7.5. Substitution in case of Resignation, Permanent Impediment or Dismissal. In event of permanent impediment, resignation or removal of any of
the members of the Board of Directors nominated by any of the Shareholders during the term of office for which he/she has been elected, the Shareholder that appointed such member to the Board of Directors will be entitled to nominate his/her
substitute, and the remaining Shareholders agree to take such action as necessary to effect the respective election. 
 7.6. Substitution in the
event of Absence or Temporary Impediment. In case of temporary impediment or absence, the member of the Board of Directors who is temporarily impeded or absent may nominate another member of the Board of Directors or an alternate member to vote
on his behalf at Board of Directors’ meetings. 
 7.7. Term of Office. The term of office for the members of the Board of Directors will
be of two (2) years and reelection shall be permitted. 
 7.8. Meetings of the Board of Directors.

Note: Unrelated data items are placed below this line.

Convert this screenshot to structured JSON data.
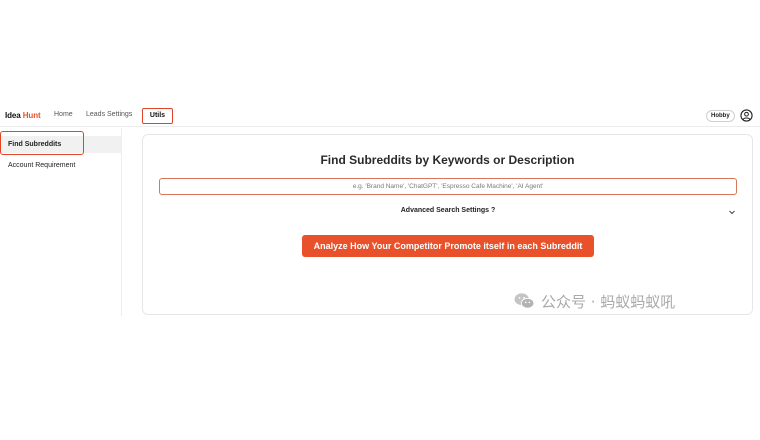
{
  "app": {
    "logo_part1": "Idea",
    "logo_part2": "Hunt"
  },
  "nav": {
    "home": "Home",
    "leads_settings": "Leads Settings",
    "utils": "Utils"
  },
  "header": {
    "plan_badge": "Hobby",
    "user_icon": "user-circle-icon"
  },
  "sidebar": {
    "items": [
      {
        "label": "Find Subreddits",
        "active": true
      },
      {
        "label": "Account Requirement",
        "active": false
      }
    ]
  },
  "main": {
    "title": "Find Subreddits by Keywords or Description",
    "search_placeholder": "e.g. 'Brand Name', 'ChatGPT', 'Espresso Cafe Machine', 'AI Agent'",
    "advanced_label": "Advanced Search Settings ?",
    "advanced_icon": "chevron-down-icon",
    "cta_label": "Analyze How Your Competitor Promote itself in each Subreddit"
  },
  "watermark": {
    "icon": "wechat-icon",
    "text": "公众号 · 蚂蚁蚂蚁吼"
  },
  "colors": {
    "accent": "#e8512a",
    "highlight_border": "#e0452a"
  }
}
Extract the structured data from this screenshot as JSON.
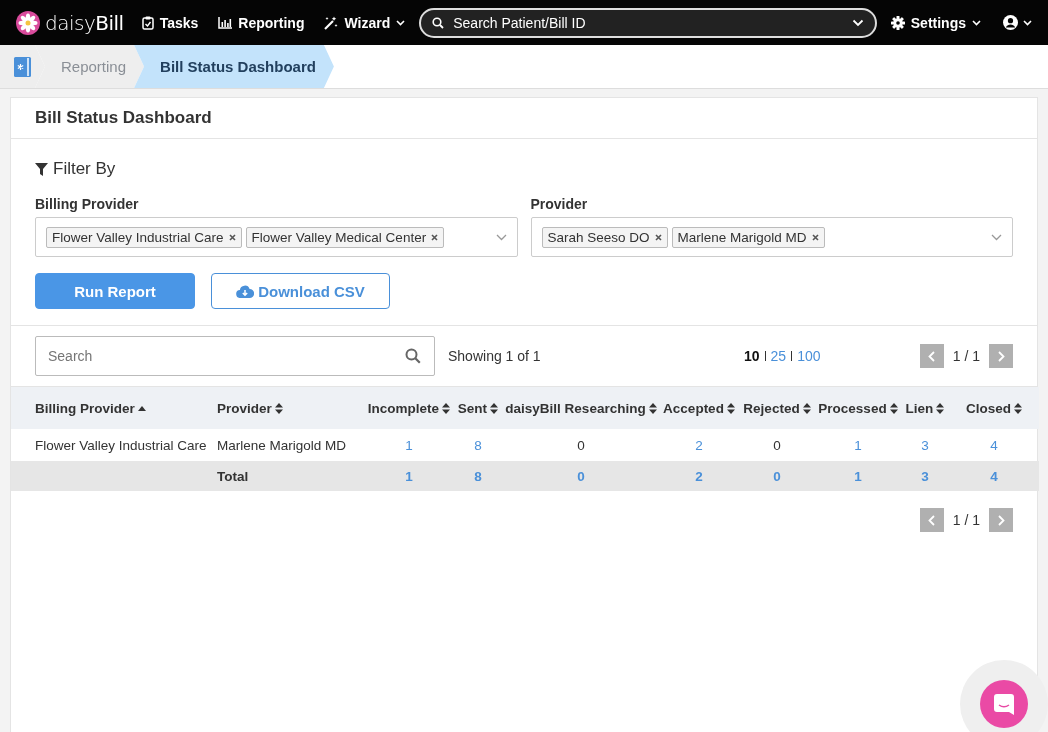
{
  "nav": {
    "logo": "daisy**Bill**",
    "items": [
      {
        "label": "Tasks",
        "kind": "clipboard",
        "dropdown": false
      },
      {
        "label": "Reporting",
        "kind": "chart",
        "dropdown": false
      },
      {
        "label": "Wizard",
        "kind": "wand",
        "dropdown": true
      }
    ],
    "search": {
      "placeholder": "Search Patient/Bill ID"
    },
    "settings": "Settings"
  },
  "breadcrumbs": [
    {
      "label": "Reporting",
      "selected": false
    },
    {
      "label": "Bill Status Dashboard",
      "selected": true
    }
  ],
  "title": "Bill Status Dashboard",
  "filter_title": "Filter By",
  "filters": [
    {
      "label": "Billing Provider",
      "tags": [
        "Flower Valley Industrial Care",
        "Flower Valley Medical Center"
      ]
    },
    {
      "label": "Provider",
      "tags": [
        "Sarah Seeso DO",
        "Marlene Marigold MD"
      ]
    }
  ],
  "buttons": [
    {
      "label": "Run Report",
      "kind": "primary"
    },
    {
      "label": "Download CSV",
      "kind": "outline"
    }
  ],
  "table_search": {
    "placeholder": "Search"
  },
  "showing": "Showing 1 of 1",
  "page_sizes": [
    {
      "label": "10",
      "selected": true
    },
    {
      "label": "25",
      "selected": false
    },
    {
      "label": "100",
      "selected": false
    }
  ],
  "pager_top": "1 / 1",
  "columns": [
    {
      "label": "Billing Provider",
      "sorted": true
    },
    {
      "label": "Provider",
      "sorted": false
    },
    {
      "label": "Incomplete",
      "sorted": false
    },
    {
      "label": "Sent",
      "sorted": false
    },
    {
      "label": "daisyBill Researching",
      "sorted": false
    },
    {
      "label": "Accepted",
      "sorted": false
    },
    {
      "label": "Rejected",
      "sorted": false
    },
    {
      "label": "Processed",
      "sorted": false
    },
    {
      "label": "Lien",
      "sorted": false
    },
    {
      "label": "Closed",
      "sorted": false
    }
  ],
  "rows": [
    {
      "kind": "data",
      "cells": [
        {
          "text": "Flower Valley Industrial Care",
          "link": false
        },
        {
          "text": "Marlene Marigold MD",
          "link": false
        },
        {
          "text": "1",
          "link": true
        },
        {
          "text": "8",
          "link": true
        },
        {
          "text": "0",
          "link": false
        },
        {
          "text": "2",
          "link": true
        },
        {
          "text": "0",
          "link": false
        },
        {
          "text": "1",
          "link": true
        },
        {
          "text": "3",
          "link": true
        },
        {
          "text": "4",
          "link": true
        }
      ]
    },
    {
      "kind": "total",
      "cells": [
        {
          "text": "Total",
          "link": false
        },
        {
          "text": "1",
          "link": true
        },
        {
          "text": "8",
          "link": true
        },
        {
          "text": "0",
          "link": true
        },
        {
          "text": "2",
          "link": true
        },
        {
          "text": "0",
          "link": true
        },
        {
          "text": "1",
          "link": true
        },
        {
          "text": "3",
          "link": true
        },
        {
          "text": "4",
          "link": true
        }
      ]
    }
  ],
  "pager_bottom": "1 / 1"
}
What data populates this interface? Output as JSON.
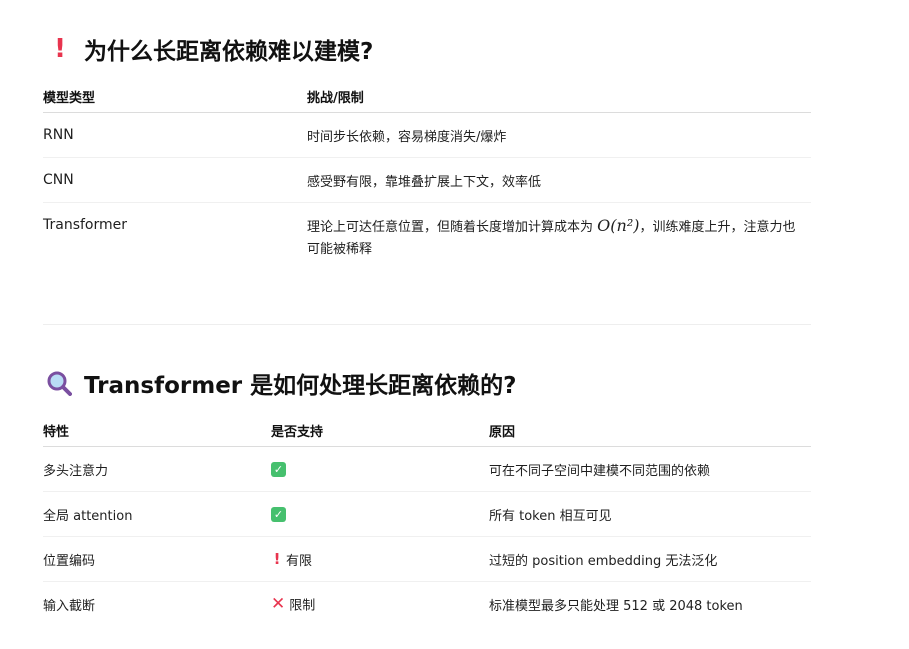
{
  "section1": {
    "icon": "exclamation-icon",
    "title": "为什么长距离依赖难以建模?",
    "headers": [
      "模型类型",
      "挑战/限制"
    ],
    "rows": [
      {
        "model": "RNN",
        "challenge": "时间步长依赖，容易梯度消失/爆炸"
      },
      {
        "model": "CNN",
        "challenge": "感受野有限，靠堆叠扩展上下文，效率低"
      },
      {
        "model": "Transformer",
        "challenge_pre": "理论上可达任意位置，但随着长度增加计算成本为",
        "challenge_math": "O(n²)",
        "challenge_post": "，训练难度上升，注意力也可能被稀释"
      }
    ]
  },
  "section2": {
    "icon": "magnifier-icon",
    "title": "Transformer 是如何处理长距离依赖的?",
    "headers": [
      "特性",
      "是否支持",
      "原因"
    ],
    "rows": [
      {
        "feature": "多头注意力",
        "support_icon": "check-icon",
        "support_text": "",
        "reason": "可在不同子空间中建模不同范围的依赖"
      },
      {
        "feature": "全局 attention",
        "support_icon": "check-icon",
        "support_text": "",
        "reason": "所有 token 相互可见"
      },
      {
        "feature": "位置编码",
        "support_icon": "exclamation-icon",
        "support_text": "有限",
        "reason": "过短的 position embedding 无法泛化"
      },
      {
        "feature": "输入截断",
        "support_icon": "cross-icon",
        "support_text": "限制",
        "reason": "标准模型最多只能处理 512 或 2048 token"
      }
    ]
  },
  "colors": {
    "accent_red": "#e8344e",
    "check_green": "#46c06e"
  }
}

The Board of Directors of the Company
and/or of its Controlled Companies, as applicable, shall meet every three (3) months, in accordance with the annual calendar to be approved by the Board of Directors at the first meeting of each year, regardless of any call, or,
extraordinarily, whenever necessary. Extraordinary meetings of the Board of Directors shall be called by its chairman, his alternate or any members of the Board of Directors, at least eight (8)-Calendar Days in advance and with the presentation of
the agenda of the matters to be dealt with and presentation of the relevant documents. At first call, the meetings of the Board of Directors shall be installed with the presence of the majority of its members, provided that one (1) member
appointed by GA and one (1) member appointed by Itaú are present. If this quorum is not reached, the meeting shall be called once again at least five (5)-Calendar Days in advance, with a written communication to be sent to the members of
the Board of Directors, and in the second call, the meeting may be installed with the presence of any number of members of the Board of Directors. The resolutions of the Board of Directors, with due regard to the vetoes indicated in Clauses 6.2 and
6.3 above, shall be taken by majority vote of the members present. Meetings may be held by teleconference, videoconference or other means of communication, and the participation will be considered as personal presence at said meeting. The members of
the Board of Directors who participate remotely in the meeting of the Board of Directors shall express their votes by means of a letter, facsimile or electronic mail that unequivocally identifies the sender.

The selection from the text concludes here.